Heureusement, le correspondant Emmanuel Parisse voulait seulement rendre hommage à ces survivantes d'un passé oecuménique et cosmopolite, dont l'Egypte peine à se souvenir et que certains, même, voudraient effacer. "Aujourd'hui, à 91 ans, Marcelle Haroun compte parmi les six derniers membres de la communauté juive du Caire, six femmes. A Alexandrie, ils sont encore une douzaine. (.../...) L'Egypte compte aujourd'hui une dizaine de synagogues et d'innombrables objets religieux, souvent délaissés. Comme nombre d'autres antiquités égyptiennes, les monuments juifs ont besoin de restauration. (.../...) Magda est l'ange gardien des derniers Juifs de la capitale égyptienne, soit en tout et pour tout cinq vieilles dames, dont sa mère."

En voyant leurs noms ainsi imprimés, odeurs et sons m'ont assaillie, ceux de mon premier séjour au Caire en quête des parfums qui imprégnaient les souvenirs de ma grand-mère Evelyna Curiel, native du Caire, et les mots rieurs des cousins de mon père : senteurs âcres douces de jasmin, de mangue et de goyave, bruits des bouteilles de gaz lancées par des porteurs s'interpellant à grands cris, au petit matin dans la cour de l'immeuble où vivaient Chehata et Marcelle Haroun, leurs filles Magda et Nadia, et la Nonna, grand-mère imperturbable et souriante.

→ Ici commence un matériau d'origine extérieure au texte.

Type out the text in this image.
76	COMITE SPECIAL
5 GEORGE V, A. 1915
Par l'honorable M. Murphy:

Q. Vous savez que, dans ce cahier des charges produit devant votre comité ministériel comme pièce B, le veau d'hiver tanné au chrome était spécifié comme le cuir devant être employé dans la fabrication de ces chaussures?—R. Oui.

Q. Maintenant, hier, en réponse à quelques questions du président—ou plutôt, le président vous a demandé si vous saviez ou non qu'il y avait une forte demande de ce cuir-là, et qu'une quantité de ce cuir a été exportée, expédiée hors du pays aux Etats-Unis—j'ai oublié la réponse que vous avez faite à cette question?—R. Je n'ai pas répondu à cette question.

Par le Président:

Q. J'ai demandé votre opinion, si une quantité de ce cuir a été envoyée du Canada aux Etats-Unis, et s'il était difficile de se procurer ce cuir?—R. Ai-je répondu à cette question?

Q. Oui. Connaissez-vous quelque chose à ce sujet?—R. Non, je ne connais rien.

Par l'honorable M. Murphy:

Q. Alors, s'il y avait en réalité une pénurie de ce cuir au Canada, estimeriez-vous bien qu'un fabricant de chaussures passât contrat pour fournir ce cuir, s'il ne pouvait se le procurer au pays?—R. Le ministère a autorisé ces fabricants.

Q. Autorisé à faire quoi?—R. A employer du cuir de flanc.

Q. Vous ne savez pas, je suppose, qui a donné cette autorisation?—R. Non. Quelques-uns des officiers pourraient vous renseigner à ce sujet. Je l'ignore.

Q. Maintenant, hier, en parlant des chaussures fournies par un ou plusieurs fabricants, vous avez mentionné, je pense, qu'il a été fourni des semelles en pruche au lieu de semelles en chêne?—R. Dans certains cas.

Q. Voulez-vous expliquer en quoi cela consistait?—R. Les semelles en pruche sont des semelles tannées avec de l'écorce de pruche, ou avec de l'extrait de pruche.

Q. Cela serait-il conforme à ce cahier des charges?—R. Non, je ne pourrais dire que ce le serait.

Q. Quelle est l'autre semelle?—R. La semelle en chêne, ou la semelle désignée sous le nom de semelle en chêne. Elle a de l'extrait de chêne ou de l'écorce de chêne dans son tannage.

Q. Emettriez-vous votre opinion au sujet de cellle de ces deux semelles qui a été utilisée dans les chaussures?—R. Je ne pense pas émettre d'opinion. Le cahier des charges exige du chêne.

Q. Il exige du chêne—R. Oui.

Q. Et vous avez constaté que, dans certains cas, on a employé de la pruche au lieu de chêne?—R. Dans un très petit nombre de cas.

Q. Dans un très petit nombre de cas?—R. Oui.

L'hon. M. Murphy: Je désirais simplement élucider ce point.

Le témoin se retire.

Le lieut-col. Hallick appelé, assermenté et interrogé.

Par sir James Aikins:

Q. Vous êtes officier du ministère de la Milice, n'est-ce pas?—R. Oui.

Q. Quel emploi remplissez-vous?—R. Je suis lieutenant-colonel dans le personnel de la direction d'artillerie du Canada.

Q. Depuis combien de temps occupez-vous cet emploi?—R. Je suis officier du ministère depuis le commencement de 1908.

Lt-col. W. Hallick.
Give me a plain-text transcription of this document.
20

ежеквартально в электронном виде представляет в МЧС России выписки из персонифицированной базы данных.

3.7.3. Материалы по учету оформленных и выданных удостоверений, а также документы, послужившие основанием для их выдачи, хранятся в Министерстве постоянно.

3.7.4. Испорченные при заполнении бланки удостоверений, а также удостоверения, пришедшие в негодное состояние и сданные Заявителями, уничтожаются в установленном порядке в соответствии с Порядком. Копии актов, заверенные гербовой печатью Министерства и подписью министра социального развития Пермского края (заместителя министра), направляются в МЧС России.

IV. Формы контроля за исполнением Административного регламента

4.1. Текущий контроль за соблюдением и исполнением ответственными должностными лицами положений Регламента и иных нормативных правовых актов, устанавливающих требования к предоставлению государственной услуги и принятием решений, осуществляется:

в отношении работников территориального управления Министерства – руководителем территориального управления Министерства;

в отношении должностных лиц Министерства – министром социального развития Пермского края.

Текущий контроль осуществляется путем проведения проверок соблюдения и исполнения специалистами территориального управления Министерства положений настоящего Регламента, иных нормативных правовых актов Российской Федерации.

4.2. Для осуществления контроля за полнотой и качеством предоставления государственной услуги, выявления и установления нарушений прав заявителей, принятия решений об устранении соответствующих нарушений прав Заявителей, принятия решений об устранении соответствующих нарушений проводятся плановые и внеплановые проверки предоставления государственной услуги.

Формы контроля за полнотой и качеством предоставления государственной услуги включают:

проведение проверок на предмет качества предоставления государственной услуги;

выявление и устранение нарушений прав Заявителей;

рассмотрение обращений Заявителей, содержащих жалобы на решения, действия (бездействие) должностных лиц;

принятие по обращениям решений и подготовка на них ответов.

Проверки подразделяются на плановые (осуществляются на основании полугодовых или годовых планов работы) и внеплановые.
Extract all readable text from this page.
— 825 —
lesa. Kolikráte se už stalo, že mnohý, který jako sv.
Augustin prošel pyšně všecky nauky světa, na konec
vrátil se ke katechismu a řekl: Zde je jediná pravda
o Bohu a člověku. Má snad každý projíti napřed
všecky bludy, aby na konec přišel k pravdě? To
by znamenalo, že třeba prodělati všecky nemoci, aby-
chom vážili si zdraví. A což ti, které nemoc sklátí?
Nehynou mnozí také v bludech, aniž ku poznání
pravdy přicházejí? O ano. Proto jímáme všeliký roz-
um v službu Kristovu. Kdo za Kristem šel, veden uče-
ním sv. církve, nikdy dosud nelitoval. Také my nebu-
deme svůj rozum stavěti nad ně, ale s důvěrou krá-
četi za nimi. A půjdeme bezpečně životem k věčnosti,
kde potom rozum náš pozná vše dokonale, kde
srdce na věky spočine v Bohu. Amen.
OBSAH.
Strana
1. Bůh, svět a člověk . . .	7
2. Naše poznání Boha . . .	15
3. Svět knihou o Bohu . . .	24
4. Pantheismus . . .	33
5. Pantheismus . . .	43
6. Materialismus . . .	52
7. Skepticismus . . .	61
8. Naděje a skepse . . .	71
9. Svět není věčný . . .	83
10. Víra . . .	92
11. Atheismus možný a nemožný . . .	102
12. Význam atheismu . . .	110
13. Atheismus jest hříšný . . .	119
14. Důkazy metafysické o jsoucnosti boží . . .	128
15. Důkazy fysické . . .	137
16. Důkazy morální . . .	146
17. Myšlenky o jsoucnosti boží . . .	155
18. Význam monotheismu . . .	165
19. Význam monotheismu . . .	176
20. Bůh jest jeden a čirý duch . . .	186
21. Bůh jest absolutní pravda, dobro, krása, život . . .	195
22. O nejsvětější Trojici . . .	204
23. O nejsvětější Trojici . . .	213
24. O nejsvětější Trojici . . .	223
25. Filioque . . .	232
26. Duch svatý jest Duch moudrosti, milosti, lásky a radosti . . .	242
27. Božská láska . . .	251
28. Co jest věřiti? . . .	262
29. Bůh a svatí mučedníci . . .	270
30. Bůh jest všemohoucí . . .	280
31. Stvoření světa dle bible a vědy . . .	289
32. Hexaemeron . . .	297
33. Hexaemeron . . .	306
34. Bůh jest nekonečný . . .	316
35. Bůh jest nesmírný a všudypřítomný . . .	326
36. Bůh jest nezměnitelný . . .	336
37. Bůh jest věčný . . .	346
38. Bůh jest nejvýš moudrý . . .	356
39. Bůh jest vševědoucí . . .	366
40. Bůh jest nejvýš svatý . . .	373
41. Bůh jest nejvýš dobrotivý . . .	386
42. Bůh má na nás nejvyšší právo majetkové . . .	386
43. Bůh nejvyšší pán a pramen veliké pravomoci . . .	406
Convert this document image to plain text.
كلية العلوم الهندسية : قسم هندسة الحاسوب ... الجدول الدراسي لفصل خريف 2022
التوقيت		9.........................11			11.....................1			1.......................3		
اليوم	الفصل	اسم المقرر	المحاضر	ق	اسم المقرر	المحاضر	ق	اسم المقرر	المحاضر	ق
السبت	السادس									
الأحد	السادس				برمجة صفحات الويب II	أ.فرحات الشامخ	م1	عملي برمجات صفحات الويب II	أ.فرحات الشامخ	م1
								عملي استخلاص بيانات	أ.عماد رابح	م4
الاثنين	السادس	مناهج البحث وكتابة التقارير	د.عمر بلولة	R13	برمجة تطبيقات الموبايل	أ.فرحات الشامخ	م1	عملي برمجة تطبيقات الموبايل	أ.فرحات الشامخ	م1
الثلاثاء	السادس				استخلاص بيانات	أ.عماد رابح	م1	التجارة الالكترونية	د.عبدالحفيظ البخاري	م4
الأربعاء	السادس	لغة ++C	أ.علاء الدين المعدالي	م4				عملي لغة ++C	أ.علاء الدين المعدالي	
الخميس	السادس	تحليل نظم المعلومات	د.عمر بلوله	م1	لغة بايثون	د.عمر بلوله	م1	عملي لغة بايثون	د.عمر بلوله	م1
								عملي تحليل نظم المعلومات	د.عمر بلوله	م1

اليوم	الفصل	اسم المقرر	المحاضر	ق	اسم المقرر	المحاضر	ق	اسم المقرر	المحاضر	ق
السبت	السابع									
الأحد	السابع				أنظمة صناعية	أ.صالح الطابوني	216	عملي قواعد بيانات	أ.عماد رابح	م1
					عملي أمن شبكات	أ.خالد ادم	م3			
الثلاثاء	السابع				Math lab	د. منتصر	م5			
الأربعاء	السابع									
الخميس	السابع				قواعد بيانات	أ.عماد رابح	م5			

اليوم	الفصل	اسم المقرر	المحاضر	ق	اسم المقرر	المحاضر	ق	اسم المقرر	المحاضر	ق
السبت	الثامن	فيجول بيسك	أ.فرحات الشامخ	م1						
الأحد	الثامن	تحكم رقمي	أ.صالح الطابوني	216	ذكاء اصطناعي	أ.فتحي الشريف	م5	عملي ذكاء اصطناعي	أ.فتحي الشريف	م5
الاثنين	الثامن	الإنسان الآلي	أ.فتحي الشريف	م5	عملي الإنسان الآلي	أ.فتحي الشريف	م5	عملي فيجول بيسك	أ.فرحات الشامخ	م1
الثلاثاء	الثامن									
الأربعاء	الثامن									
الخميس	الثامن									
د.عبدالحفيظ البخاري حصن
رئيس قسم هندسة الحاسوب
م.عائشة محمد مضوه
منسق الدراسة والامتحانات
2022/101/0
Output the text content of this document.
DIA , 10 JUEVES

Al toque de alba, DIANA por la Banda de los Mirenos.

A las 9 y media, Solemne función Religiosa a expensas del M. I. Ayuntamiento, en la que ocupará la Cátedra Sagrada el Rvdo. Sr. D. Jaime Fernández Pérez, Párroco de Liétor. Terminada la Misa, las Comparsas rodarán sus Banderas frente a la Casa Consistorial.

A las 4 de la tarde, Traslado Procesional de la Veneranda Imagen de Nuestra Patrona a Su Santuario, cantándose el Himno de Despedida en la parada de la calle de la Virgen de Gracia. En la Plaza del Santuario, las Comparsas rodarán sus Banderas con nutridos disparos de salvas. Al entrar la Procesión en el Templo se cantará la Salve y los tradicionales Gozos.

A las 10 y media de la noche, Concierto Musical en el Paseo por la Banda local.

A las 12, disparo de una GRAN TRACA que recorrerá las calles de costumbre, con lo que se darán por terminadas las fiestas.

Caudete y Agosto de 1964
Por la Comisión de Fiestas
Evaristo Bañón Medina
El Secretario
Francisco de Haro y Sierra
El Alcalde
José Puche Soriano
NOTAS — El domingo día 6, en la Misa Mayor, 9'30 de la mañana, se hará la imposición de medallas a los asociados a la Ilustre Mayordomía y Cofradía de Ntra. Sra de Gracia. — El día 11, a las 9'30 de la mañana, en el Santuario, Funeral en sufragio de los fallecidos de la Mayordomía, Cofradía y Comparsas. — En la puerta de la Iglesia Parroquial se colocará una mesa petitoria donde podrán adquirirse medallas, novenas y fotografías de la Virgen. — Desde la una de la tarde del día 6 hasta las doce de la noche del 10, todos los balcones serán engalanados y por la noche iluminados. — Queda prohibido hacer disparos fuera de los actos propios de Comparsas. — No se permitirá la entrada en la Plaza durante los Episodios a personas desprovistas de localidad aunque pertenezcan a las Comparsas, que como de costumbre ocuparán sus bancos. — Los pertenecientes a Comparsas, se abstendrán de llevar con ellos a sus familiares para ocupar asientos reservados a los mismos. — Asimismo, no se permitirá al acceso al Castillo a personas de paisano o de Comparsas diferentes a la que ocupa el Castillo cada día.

Le Caire, une femme âgée et belle

Chehata, le "chef de famille", comme l'on disait alors, croyait régner sur une tribu de femmes, qui elles n'en faisaient qu'à leur tête, se moquant gentiment de cet avocat rond et souriant, plusieurs fois passé par la case prison, parce que juif, parce que communiste, resté "a-sionniste", toujours optimiste. L'un de ses grands plaisirs était d'embarquer les visiteurs tout juste débarqués de Paris dans une visite du Caire, loin de tout critère touristique : nous allions à la découverte de tous les lieux où Henri Curiel était passé, s'était arrêté. Cet autre juif d'Egypte avait fondé les prémices du parti communiste égyptien dans les années 1940. Expulsé par le roi Farouk en 1951, il continua en France ses combats, anticolonialistes d'une part,  pour la paix entre Israël et ses voisins arabes d'autre part. Avant d'être assassiné à Paris le 4 mai 1978.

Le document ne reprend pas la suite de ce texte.